После ухода полка его бывший командир Лу Лижэнь стал руководителем нового уезда Гаодун и начальником уездной милиции. Паньди назначили руководить Даланьским районом, а немого поставили командовать районной милицией. Под его предводительством из дома Сыма Ку выносили и раздавали мебель и другое имущество. Но розданные днём вещи вечером снова оказывались у ворот усадьбы Сыма. К нам во двор немой со своей командой приволок большую деревянную кровать, украшенную резьбой.

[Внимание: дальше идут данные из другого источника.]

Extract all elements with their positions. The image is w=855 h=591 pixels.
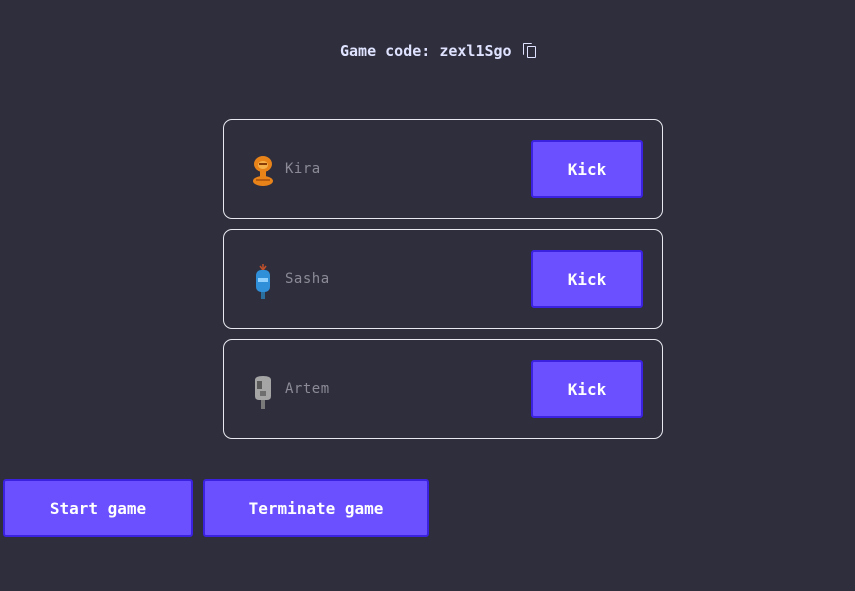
grey-skull-avatar: [255, 376, 271, 409]
player-name: Artem: [285, 381, 330, 397]
player-name: Sasha: [285, 271, 330, 287]
orange-creature-avatar: [253, 156, 273, 186]
kick-button[interactable]: Kick: [531, 140, 643, 198]
game-code-label: Game code: zexl1Sgo: [340, 42, 512, 60]
start-game-button[interactable]: Start game: [3, 479, 193, 537]
copy-icon[interactable]: [522, 42, 538, 60]
player-card: Sasha Kick: [223, 229, 663, 329]
player-name: Kira: [285, 161, 321, 177]
player-card: Kira Kick: [223, 119, 663, 219]
lobby-page: Game code: zexl1Sgo Kira Kick Sasha Kick: [0, 0, 855, 591]
blue-robot-avatar: [256, 264, 270, 299]
player-card: Artem Kick: [223, 339, 663, 439]
terminate-game-button[interactable]: Terminate game: [203, 479, 429, 537]
kick-button[interactable]: Kick: [531, 250, 643, 308]
game-code-bar: Game code: zexl1Sgo: [340, 40, 538, 62]
kick-button[interactable]: Kick: [531, 360, 643, 418]
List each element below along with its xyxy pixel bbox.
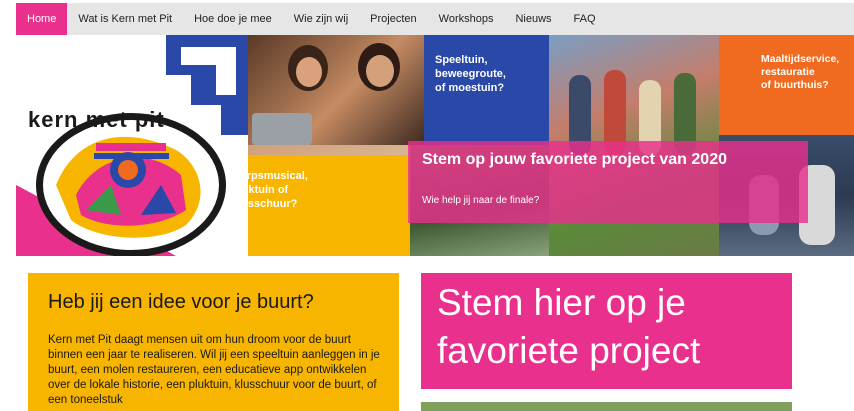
idea-box: Heb jij een idee voor je buurt? Kern met…: [28, 273, 399, 411]
kern-met-pit-logo[interactable]: [16, 35, 248, 256]
nav-item-nieuws[interactable]: Nieuws: [504, 3, 562, 35]
nav-item-hoe-doe-je-mee[interactable]: Hoe doe je mee: [183, 3, 283, 35]
hero-collage: Speeltuin, beweegroute, of moestuin? Maa…: [16, 35, 854, 256]
nav-item-faq[interactable]: FAQ: [563, 3, 607, 35]
hero-panel-orange: Maaltijdservice, restauratie of buurthui…: [719, 35, 854, 135]
nav-item-wie-zijn-wij[interactable]: Wie zijn wij: [283, 3, 359, 35]
hero-photo-cooking: [248, 35, 424, 145]
nav-item-wat-is-kern-met-pit[interactable]: Wat is Kern met Pit: [67, 3, 183, 35]
nav-item-projecten[interactable]: Projecten: [359, 3, 427, 35]
vote-cta-title[interactable]: Stem hier op je favoriete project: [437, 279, 787, 375]
blue-panel-line-1: Speeltuin,: [435, 54, 488, 66]
idea-title: Heb jij een idee voor je buurt?: [48, 291, 314, 313]
idea-body: Kern met Pit daagt mensen uit om hun dro…: [48, 334, 380, 406]
hero-panel-blue: Speeltuin, beweegroute, of moestuin?: [424, 35, 549, 145]
vote-banner-title[interactable]: Stem op jouw favoriete project van 2020: [422, 151, 727, 169]
logo-text: kern met pit: [28, 107, 165, 132]
blue-panel-line-2: beweegroute,: [435, 68, 506, 80]
main-nav: Home Wat is Kern met Pit Hoe doe je mee …: [16, 3, 854, 35]
vote-banner-subtitle[interactable]: Wie help jij naar de finale?: [422, 195, 539, 206]
vote-cta-box[interactable]: Stem hier op je favoriete project: [421, 273, 792, 389]
orange-panel-line-1: Maaltijdservice,: [761, 53, 840, 65]
page: Home Wat is Kern met Pit Hoe doe je mee …: [0, 0, 854, 411]
nav-item-home[interactable]: Home: [16, 3, 68, 35]
vote-photo-strip: [421, 402, 792, 411]
vote-banner[interactable]: Stem op jouw favoriete project van 2020 …: [408, 141, 808, 223]
logo-area: kern met pit: [16, 35, 248, 256]
nav-item-workshops[interactable]: Workshops: [428, 3, 505, 35]
orange-panel-line-3: of buurthuis?: [761, 79, 829, 91]
orange-panel-line-2: restauratie: [761, 66, 815, 78]
blue-panel-line-3: of moestuin?: [435, 82, 505, 94]
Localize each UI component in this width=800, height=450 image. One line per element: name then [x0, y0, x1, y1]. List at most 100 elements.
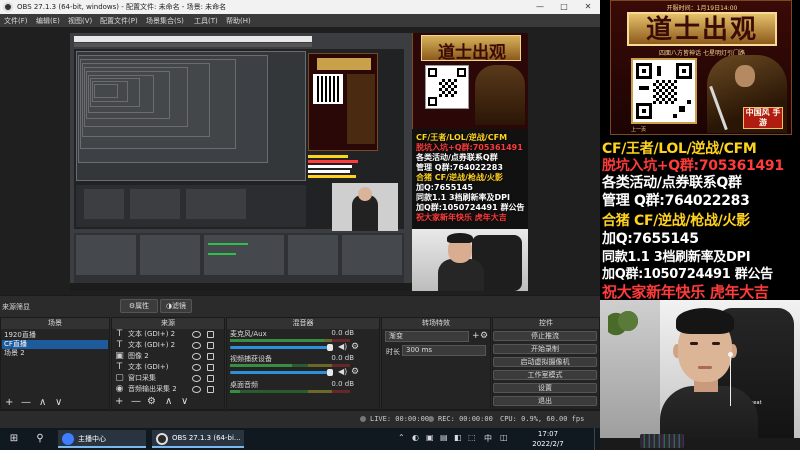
scene-item[interactable]: 1920直播 — [2, 331, 108, 340]
obs-app-icon — [156, 433, 168, 445]
clock-date: 2022/2/7 — [532, 440, 564, 448]
visibility-eye-icon[interactable] — [192, 364, 201, 371]
remove-scene-button[interactable]: — — [21, 398, 31, 408]
visibility-eye-icon[interactable] — [192, 386, 201, 393]
source-item[interactable]: ◉ 音频输出采集 2 — [112, 384, 222, 395]
close-button[interactable]: ✕ — [576, 0, 600, 14]
source-settings-gear-icon[interactable]: ⚙ — [147, 397, 156, 407]
scene-item-selected[interactable]: CF直播 — [2, 340, 108, 349]
windows-start-icon[interactable]: ⊞ — [6, 432, 22, 446]
rec-time: REC: 00:00:00 — [438, 415, 493, 423]
preview-poster: 道士出观 — [412, 33, 528, 129]
lock-icon[interactable] — [207, 331, 214, 338]
text-source-icon: T — [116, 362, 123, 372]
exit-button[interactable]: 退出 — [493, 396, 597, 406]
mixer-gear-icon[interactable]: ⚙ — [351, 343, 359, 352]
search-icon[interactable]: ⚲ — [32, 432, 48, 446]
qr-code-icon — [631, 58, 697, 124]
controls-title: 控件 — [493, 318, 599, 329]
mixer-gear-icon[interactable]: ⚙ — [351, 368, 359, 377]
poster-title: 道士出观 — [645, 15, 758, 45]
start-recording-button[interactable]: 开始录制 — [493, 344, 597, 354]
menu-profile[interactable]: 配置文件(P) — [100, 16, 138, 26]
menu-scene-collection[interactable]: 场景集合(S) — [146, 16, 184, 26]
taskbar-item-anchor-center[interactable]: 主播中心 — [58, 430, 146, 448]
transition-type-select[interactable]: 渐变 — [385, 331, 469, 342]
preview-canvas[interactable]: 道士出观 CF/王者/LOL/逆战/CFM 脱坑入坑+Q群:705361491 … — [70, 33, 528, 291]
lock-icon[interactable] — [207, 353, 214, 360]
remove-source-button[interactable]: — — [131, 397, 141, 407]
tray-app-icon[interactable]: ◐ — [412, 433, 419, 442]
menu-help[interactable]: 帮助(H) — [226, 16, 251, 26]
webcam-feed: Andaseat — [600, 300, 800, 450]
clock-time: 17:07 — [537, 430, 559, 438]
visibility-eye-icon[interactable] — [192, 331, 201, 338]
menu-file[interactable]: 文件(F) — [4, 16, 28, 26]
visibility-eye-icon[interactable] — [192, 353, 201, 360]
lock-icon[interactable] — [207, 364, 214, 371]
taskbar-item-obs[interactable]: OBS 27.1.3 (64-bi... — [152, 430, 244, 448]
qr-code-icon — [425, 65, 469, 109]
stop-streaming-button[interactable]: 停止推流 — [493, 331, 597, 341]
speaker-icon[interactable]: ◀) — [338, 343, 347, 351]
input-method-icon[interactable]: 中 — [484, 433, 492, 444]
poster-title-plate: 道士出观 — [627, 12, 777, 46]
volume-slider[interactable] — [230, 369, 333, 376]
preview-webcam — [412, 229, 528, 291]
visibility-eye-icon[interactable] — [192, 375, 201, 382]
transitions-title: 转场特效 — [382, 318, 490, 329]
volume-slider[interactable] — [230, 344, 333, 351]
audio-output-icon: ◉ — [115, 384, 124, 394]
poster-corner-note: 上一页 — [631, 127, 647, 133]
scenes-title: 场景 — [1, 318, 109, 329]
scene-up-button[interactable]: ∧ — [39, 398, 46, 408]
lock-icon[interactable] — [207, 375, 214, 382]
mini-webcam — [332, 183, 398, 231]
source-item[interactable]: T 文本 (GDI+) 2 — [112, 340, 222, 351]
tray-app-icon[interactable]: ▤ — [440, 433, 448, 442]
source-item[interactable]: ▢ 窗口采集 — [112, 373, 222, 384]
source-up-button[interactable]: ∧ — [165, 397, 172, 407]
add-source-button[interactable]: + — [115, 397, 123, 407]
tray-app-icon[interactable]: ▣ — [426, 433, 434, 442]
mini-poster — [308, 53, 378, 151]
maximize-button[interactable]: □ — [552, 0, 576, 14]
lock-icon[interactable] — [207, 386, 214, 393]
add-transition-button[interactable]: + — [472, 331, 480, 341]
menu-bar: 文件(F) 编辑(E) 视图(V) 配置文件(P) 场景集合(S) 工具(T) … — [0, 14, 600, 27]
tray-app-icon[interactable]: ◫ — [500, 433, 508, 442]
filters-button[interactable]: ◑滤镜 — [160, 299, 192, 313]
network-icon[interactable]: ⬚ — [468, 433, 476, 442]
tray-overflow-icon[interactable]: ⌃ — [398, 433, 405, 442]
transition-settings-gear-icon[interactable]: ⚙ — [480, 331, 488, 341]
anchor-center-app-icon — [62, 433, 74, 445]
overlay-line: 各类活动/点券联系Q群 — [602, 175, 742, 191]
title-bar: OBS 27.1.3 (64-bit, windows) - 配置文件: 未命名… — [0, 0, 600, 14]
studio-mode-button[interactable]: 工作室模式 — [493, 370, 597, 380]
windows-taskbar: ⊞ ⚲ 主播中心 OBS 27.1.3 (64-bi... ⌃ ◐ ▣ ▤ ◧ … — [0, 428, 600, 450]
source-down-button[interactable]: ∨ — [181, 397, 188, 407]
menu-edit[interactable]: 编辑(E) — [36, 16, 60, 26]
lock-icon[interactable] — [207, 342, 214, 349]
nested-desktop-capture — [70, 33, 412, 291]
menu-tools[interactable]: 工具(T) — [194, 16, 218, 26]
scene-item[interactable]: 场景 2 — [2, 349, 108, 358]
menu-view[interactable]: 视图(V) — [68, 16, 92, 26]
speaker-icon[interactable]: ◀) — [338, 368, 347, 376]
visibility-eye-icon[interactable] — [192, 342, 201, 349]
source-item[interactable]: ▣ 图像 2 — [112, 351, 222, 362]
settings-button[interactable]: 设置 — [493, 383, 597, 393]
scene-down-button[interactable]: ∨ — [55, 398, 62, 408]
minimize-button[interactable]: — — [528, 0, 552, 14]
tray-app-icon[interactable]: ◧ — [454, 433, 462, 442]
properties-button[interactable]: ⚙属性 — [120, 299, 158, 313]
cpu-fps: CPU: 0.9%, 60.00 fps — [500, 415, 585, 423]
start-virtual-camera-button[interactable]: 启动虚拟摄像机 — [493, 357, 597, 367]
poster-seal: 中国风 手游 — [743, 107, 783, 129]
source-item[interactable]: T 文本 (GDI+) 2 — [112, 329, 222, 340]
add-scene-button[interactable]: + — [5, 398, 13, 408]
preview-area[interactable]: 道士出观 CF/王者/LOL/逆战/CFM 脱坑入坑+Q群:705361491 … — [0, 27, 600, 295]
taskbar-clock[interactable]: 17:07 2022/2/7 — [528, 429, 568, 449]
source-item[interactable]: T 文本 (GDI+) — [112, 362, 222, 373]
transition-duration-input[interactable]: 300 ms — [402, 345, 486, 356]
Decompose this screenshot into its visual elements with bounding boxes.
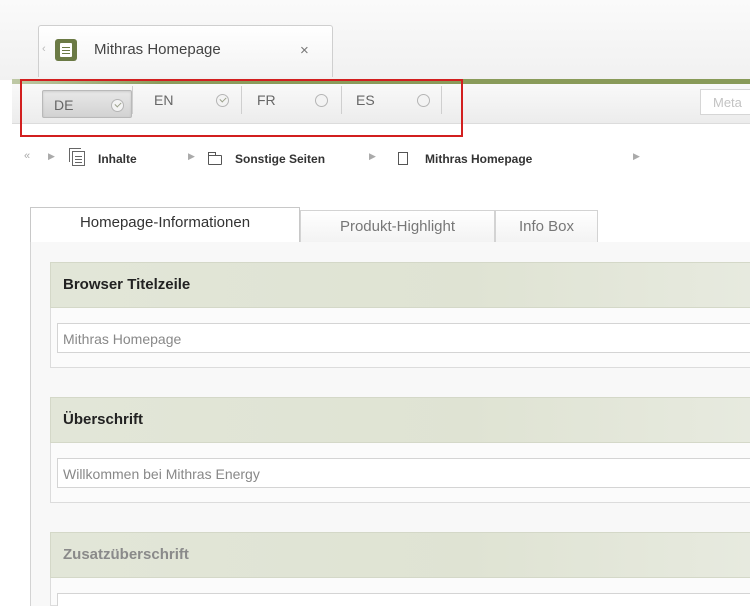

— Не надо мне этого, не надо! — замахала руками матушка. — Уносите обратно!
Немой же знай мычал своё «То! То!».
— Паньди, давай-ка распорядись, чтобы эту кровать вернули, — обратилась матушка к пятой сестре, которая как раз ставила заплатку на носок.
— Мама, не надо отказываться, время такое, — попыталась уговорить её сестра.
— Паньди, ведь Сыма Ку тебе второй зять, его сын и дочери у меня растут, вернётся он — как в глаза ему смотреть!
Матушкины слова заставили Паньди задуматься. Она отложила носок, вскинула на плечо карабин и выбежала на улицу. За ней увязался Сыма Лян и, вернувшись, доложил:
— В уездную управу побежала. — А потом добавил: — Кто-то важный прибыл. На паланкине с двумя носильщиками, восемнадцать человек охраны с винтовками и пистолетами. Уездный начальник Лу встречал со всей почтительностью, как ученик перед учителем. Говорят, знаменитый специалист по земельной реформе, намедни в районе Вэйбэй выдвинул лозунг: «Лучше убить зажиточного крестьянина, чем кролика».